Well, The Rivers of China certainly gave us something to think about. I think we all found this a life-changing play and will be certainly taking home with us the following passages (I copy them here so that you can print them off and put them on your fridge):
"Woman is from ground. Self development not possible for her unless she is with man"
"Only way for woman is to evolve - go to what you call 'heaven' - is with man"
"There are women try to become man, but this wrong for her nature. Man has aspiration to find heaven because has possibility for immortality. But such aspiration poison for woman unless has man to help her"
We might also have taken away the message from this play that there should be equality of the sexes and that neither should be the ruling gender.
Habeas Corpus by Alan Bennett
Alan Bennett is a popular playwright with the group, and after today's more challenging play we are throwing ourselves back into his arms!

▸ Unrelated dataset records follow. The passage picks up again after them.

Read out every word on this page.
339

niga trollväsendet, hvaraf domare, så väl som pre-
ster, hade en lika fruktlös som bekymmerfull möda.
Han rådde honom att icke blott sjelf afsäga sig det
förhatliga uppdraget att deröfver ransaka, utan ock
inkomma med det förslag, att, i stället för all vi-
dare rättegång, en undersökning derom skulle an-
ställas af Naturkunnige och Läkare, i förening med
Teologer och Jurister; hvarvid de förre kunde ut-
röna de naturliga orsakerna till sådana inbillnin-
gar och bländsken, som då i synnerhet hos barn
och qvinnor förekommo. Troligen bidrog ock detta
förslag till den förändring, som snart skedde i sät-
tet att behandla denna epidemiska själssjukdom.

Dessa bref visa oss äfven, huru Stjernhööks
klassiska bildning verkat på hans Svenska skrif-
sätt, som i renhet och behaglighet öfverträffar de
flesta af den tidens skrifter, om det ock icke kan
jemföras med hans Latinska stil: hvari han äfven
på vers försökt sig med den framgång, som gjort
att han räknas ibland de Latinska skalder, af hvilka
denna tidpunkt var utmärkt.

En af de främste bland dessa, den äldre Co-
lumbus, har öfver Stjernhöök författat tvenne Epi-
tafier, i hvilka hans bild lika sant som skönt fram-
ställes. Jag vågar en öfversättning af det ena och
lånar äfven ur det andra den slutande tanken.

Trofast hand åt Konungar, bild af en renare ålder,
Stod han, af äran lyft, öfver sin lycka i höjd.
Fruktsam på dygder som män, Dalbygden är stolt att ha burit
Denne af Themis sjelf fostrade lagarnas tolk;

Habeas Corpus is the legal term for: You shall have the body. And that pretty well sums up this 1973 farce! I think we can look forward to a bit of a romp, double entendres and rumpy pumpy! I read that Bennett wanted to write using the farce tradition, but with a twist. His twist is that there are few stage instructions ... so you'll need to keep on the ball!
The play concerns the aging Dr. Arthur Wicksteed and his pursuit of a nubile patient, Felicity Rumpers. Wicksteed's wife, Muriel, is, in turn, lusting after the charming head of the British Medical Association, Sir Percy Shorter, who, as well as being Wicksteed's old rival, turns out to be Felicity's father - the result of an under-the-table liaison during an air-raid with Lady Rumpers, her mother. Felicity herself is pregnant and finds a way to cover it up in the hypochondriac son of Dr. Wicksteed, Denis. Meanwhile, Wicksteed's spinster sister Connie, ashamed of her flat-chestedness, has schemes of her own.